Phase 1: which this paper covers found us adapting current processes and workflows for transferring born-digital records from local storage and removable media and testing them on larger site libraries with more varied files. Testing was focused on libraries that were not in active use. This testing was accomplished using only the native functionality in SharePoint and provides a method of transfer from a cloud-based collaborative platform that can be done without additional commercial tools or products. It does rely on a well-established culture of information governance and engagement, communication and collaboration with IAOs and is very much geared towards an archive and information management team that is embedded in its organization. This is also still a very manual process though we see a great deal of potential in its scalability with the addition of simple scripting tools which we are looking to develop in later phases.
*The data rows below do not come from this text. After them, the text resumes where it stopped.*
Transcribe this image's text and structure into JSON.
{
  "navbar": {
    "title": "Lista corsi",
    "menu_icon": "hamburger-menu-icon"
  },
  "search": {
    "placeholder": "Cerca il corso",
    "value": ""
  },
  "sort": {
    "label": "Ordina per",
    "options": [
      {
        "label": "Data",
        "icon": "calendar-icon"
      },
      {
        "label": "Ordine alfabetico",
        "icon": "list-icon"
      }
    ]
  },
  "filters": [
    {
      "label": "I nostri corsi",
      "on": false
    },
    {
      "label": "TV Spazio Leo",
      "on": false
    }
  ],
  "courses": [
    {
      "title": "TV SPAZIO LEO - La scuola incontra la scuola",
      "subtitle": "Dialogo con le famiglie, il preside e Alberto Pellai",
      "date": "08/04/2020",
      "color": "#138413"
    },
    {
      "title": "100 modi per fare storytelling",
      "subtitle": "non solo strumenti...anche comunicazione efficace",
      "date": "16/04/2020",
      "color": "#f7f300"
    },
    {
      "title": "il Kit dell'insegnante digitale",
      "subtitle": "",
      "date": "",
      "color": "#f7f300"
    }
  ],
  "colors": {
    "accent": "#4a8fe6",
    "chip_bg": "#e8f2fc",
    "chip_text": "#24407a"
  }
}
The future direction of our research and areas we want to develop will be explored in the next phases of our project as follows:

Phase 2: which is due to begin in mid-late 2024 will see DigiPres and IRMS work with teams on live sites and libraries. The plan is to work with them while refining communication lines, guidance and workflows. The focus will be on analyzing processing times, challenges encountered in the process, lessons learnt and opportunities for improvement. Concurrently we would like to explore the possibility of automation and scaling up with custom scripts for populating record templates with metadata and leveraging power apps to simplify metadata data extraction and OneDrive Sync.

Phase 3: target teams with more complex metadata labelling. Work with them to see how they are using these metadata labels and how best to capture them meaningfully in catalogue records. Refine processes and explore how the information in metadata levels can be linked.

Phases 4 and 5: will see us approaching teams proactively, work on communication and processes and embedding them into our business-as-usual activities.